Quelle responsabilité pénale encourt le médecin du travail en cas de faute ?
Sur le plan pénal, chacun est responsable de ses propres actes, et une mise en cause personnelle est toujours possible pour le médecin du travail.
La responsabilité pénale, qui est personnelle, peut être envisagée notamment pour blessures ou homicide involontaires, ou encore non-assistance à personne en péril ou même mise en danger de la vie d’autrui.
Quelles sont les modalités de retour à domicile d'un salarié présentant sur le lieu de travail un problème de santé banal ?
Si le problème est a priori banal, rien ne s’oppose à ce que le salarié prenne son véhicule personnel pour rentrer à son domicile. On imagine mal en effet que le médecin du travail appelle une ambulance pour raccompagner un salarié qui ne présente que des symptômes légers. Mais attention : un problème peut être banal médicalement, mais être difficilement compatible avec un retour en voiture (ex : un salarié qui présente un malaise hypoglycémique ou des vertiges, ou de fortes migraines). Il n’y a pas en la matière de règle définie, et en cas de litige, tout sera fonction des circonstances et des symptômes présentés. Il appartiendra donc au médecin du travail de conseiller un autre mode de transport (taxi, co-voiturage avec un collègue, etc), en fonction non seulement des symptômes, mais aussi du patient et des éléments qui lui sont propres (éloignement du domicile, etc.).
Les informations et conseils dispensés par le médecin du travail devront être consignés dans le dossier médical du salarié. Si le salarié refuse le mode de transport préconisé par le médecin du travail, il est prudent d’en avertir l’employeur, tout en respectant le secret professionnel sur le motif de consultation du salarié.
Un médecin du travail peut-il prescrire des médicaments ou procéder à un renouvellement d'ordonnance ?
Article R.4127-99 du code de la santé publique
« Sauf cas d'urgence ou prévu par la loi, un médecin qui assure un service de médecine préventive pour le compte d'une collectivité n'a pas le droit d'y donner des soins curatifs.
Il doit adresser la personne qu'il a reconnue malade au médecin traitant ou à tout autre médecin désigné par celle-ci. »
Le Conseil de l’Ordre précise que sauf urgence, le rôle du médecin du travail consiste à éviter toute altération de la santé des travailleurs du fait de leur travail notamment en surveillant les conditions d'hygiène du travail, les risques de contagion, l'état de santé des salariés.
Si, à l'occasion d'un examen, le médecin de prévention dépiste un problème médical, pour lequel il lui paraît nécessaire d'envisager un traitement ou de consulter un praticien, il doit adresser l'intéressé au médecin de son choix.
Le cas de la consultation spécialisée nécessitée par un problème précis d'aptitude à un poste est différent.
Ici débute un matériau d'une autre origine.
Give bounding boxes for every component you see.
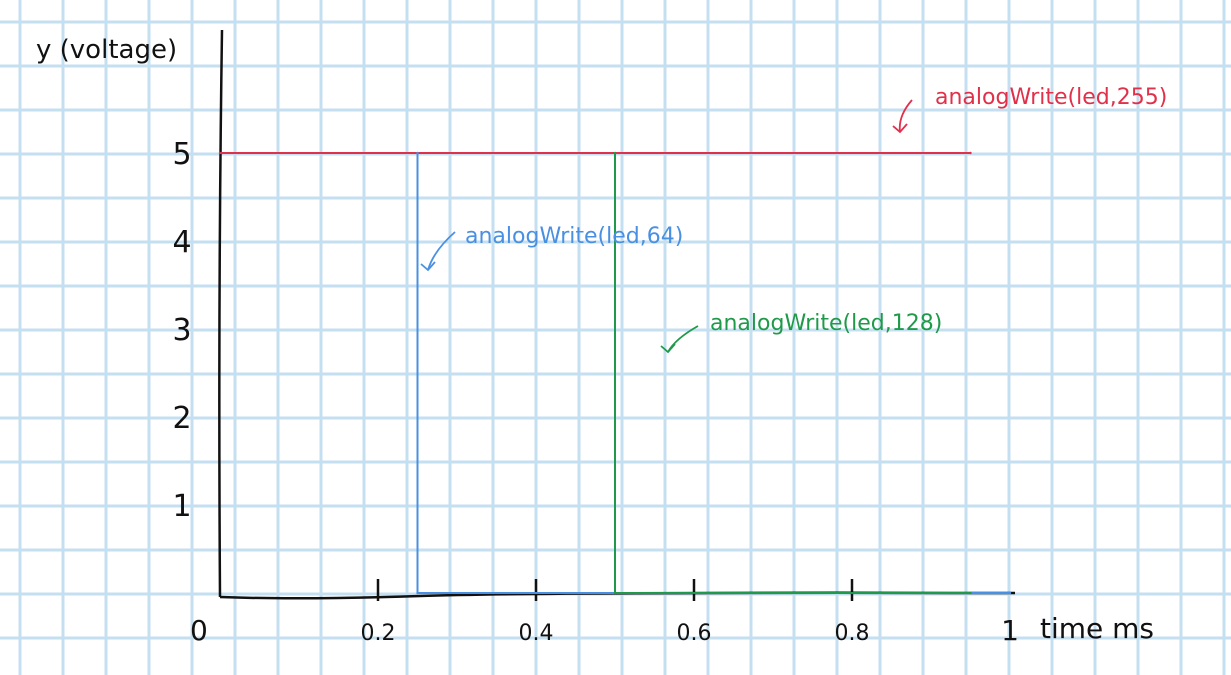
x-tick-label: 0.6 bbox=[677, 621, 712, 646]
series-point bbox=[613, 591, 617, 595]
annotation-arrow bbox=[898, 99, 913, 133]
annotation-arrowhead bbox=[660, 343, 676, 354]
series-point bbox=[416, 591, 419, 595]
annotation-label: analogWrite(led,128) bbox=[710, 311, 942, 336]
labels-layer: y (voltage) time ms 0 bbox=[36, 35, 1154, 647]
x-tick-label: 0.2 bbox=[361, 621, 396, 646]
x-tick-label: 0.8 bbox=[835, 621, 870, 646]
annotation-arrowhead bbox=[420, 261, 436, 272]
series-point bbox=[969, 151, 972, 155]
annotation-label: analogWrite(led,255) bbox=[935, 85, 1167, 110]
annotation-arrowhead bbox=[892, 123, 908, 134]
axes: 0.2 0.4 0.6 0.8 1 1 2 3 4 5 bbox=[172, 29, 1019, 647]
x-tick-label: 1 bbox=[1001, 614, 1019, 647]
annotation-arrow bbox=[427, 231, 456, 271]
series-point bbox=[218, 151, 222, 155]
series-point bbox=[1008, 591, 1012, 595]
annotations-layer: analogWrite(led,255) analogWrite(led,64) a… bbox=[420, 85, 1167, 354]
y-axis-label: y (voltage) bbox=[36, 35, 177, 65]
y-tick-label: 3 bbox=[172, 313, 191, 348]
y-tick-label: 1 bbox=[172, 489, 191, 524]
series-point bbox=[969, 591, 972, 595]
x-axis-label: time ms bbox=[1040, 612, 1154, 645]
y-tick-label: 5 bbox=[172, 137, 191, 172]
x-tick-label: 0.4 bbox=[519, 621, 554, 646]
series-point bbox=[613, 151, 617, 155]
series-layer bbox=[218, 151, 1012, 595]
origin-label: 0 bbox=[190, 614, 208, 647]
y-axis-line bbox=[218, 29, 224, 598]
series-point bbox=[416, 151, 419, 155]
y-tick-label: 2 bbox=[172, 401, 191, 436]
annotation-label: analogWrite(led,64) bbox=[465, 224, 683, 249]
y-tick-label: 4 bbox=[172, 225, 191, 260]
La collectivité réglant les honoraires liés à cette consultation, le médecin de prévention est libre de sa décision, mais doit, si cela est possible, respecter le libre choix de l'intéressé et informer le médecin désigné par celui-ci des conclusions de l'examen, si celles-ci font apparaître une pathologie jusqu'alors silencieuse.
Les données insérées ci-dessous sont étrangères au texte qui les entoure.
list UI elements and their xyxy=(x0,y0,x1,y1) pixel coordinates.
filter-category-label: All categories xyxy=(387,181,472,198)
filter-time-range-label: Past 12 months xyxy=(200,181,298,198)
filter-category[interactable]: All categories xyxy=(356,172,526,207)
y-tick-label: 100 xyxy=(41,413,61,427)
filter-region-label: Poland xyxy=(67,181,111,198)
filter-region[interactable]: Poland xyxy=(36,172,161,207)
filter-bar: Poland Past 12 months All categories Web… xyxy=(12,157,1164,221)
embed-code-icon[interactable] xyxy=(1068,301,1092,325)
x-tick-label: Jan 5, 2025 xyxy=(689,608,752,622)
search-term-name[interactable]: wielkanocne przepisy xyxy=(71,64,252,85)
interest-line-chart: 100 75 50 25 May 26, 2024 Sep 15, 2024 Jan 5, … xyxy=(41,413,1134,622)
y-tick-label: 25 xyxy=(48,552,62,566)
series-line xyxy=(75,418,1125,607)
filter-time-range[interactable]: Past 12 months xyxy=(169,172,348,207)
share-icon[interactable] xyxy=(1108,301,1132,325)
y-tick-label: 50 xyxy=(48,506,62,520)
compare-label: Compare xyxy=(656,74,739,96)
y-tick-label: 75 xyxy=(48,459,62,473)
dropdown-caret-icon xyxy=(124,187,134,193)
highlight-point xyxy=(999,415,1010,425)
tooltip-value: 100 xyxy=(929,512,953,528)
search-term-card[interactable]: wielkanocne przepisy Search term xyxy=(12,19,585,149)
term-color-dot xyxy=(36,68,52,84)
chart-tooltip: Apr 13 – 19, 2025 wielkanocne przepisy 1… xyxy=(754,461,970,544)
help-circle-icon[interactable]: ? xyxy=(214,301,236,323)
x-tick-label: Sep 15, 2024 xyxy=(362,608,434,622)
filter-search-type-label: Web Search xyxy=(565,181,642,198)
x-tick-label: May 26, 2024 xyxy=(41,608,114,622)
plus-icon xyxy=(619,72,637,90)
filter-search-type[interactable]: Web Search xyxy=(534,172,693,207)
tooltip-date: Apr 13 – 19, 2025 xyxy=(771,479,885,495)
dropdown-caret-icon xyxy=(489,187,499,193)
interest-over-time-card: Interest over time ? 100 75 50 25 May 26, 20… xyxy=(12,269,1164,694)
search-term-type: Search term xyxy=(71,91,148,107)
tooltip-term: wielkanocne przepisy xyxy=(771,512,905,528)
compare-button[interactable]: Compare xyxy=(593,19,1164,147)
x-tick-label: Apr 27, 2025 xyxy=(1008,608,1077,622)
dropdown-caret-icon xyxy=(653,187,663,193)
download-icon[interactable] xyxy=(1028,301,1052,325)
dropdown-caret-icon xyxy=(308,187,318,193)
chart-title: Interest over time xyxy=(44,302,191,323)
Ces précisions doivent apparaître dans le contrat d'exercice.
Au regard de ces éléments, il semble donc qu’un médecin du travail ne peut pas prescrire ou renouveler une ordonnance sauf en cas d’urgence.
Les prescriptions des médecins du travail ne sont pas habituellement remboursées en dehors de cas d’urgence.
Il est toutefois prévu par la caisse primaire d’assurance maladie de la région parisienne que les médecins du travail comme d’autres médecins salariés peuvent prescrire, dans des circonstances exceptionnelles, en libellant sur leur papier à en-tête, en indiquant leur qualité, en portant le numéro d’immatriculation de l’assuré et en précisant que l’acte est gratuit.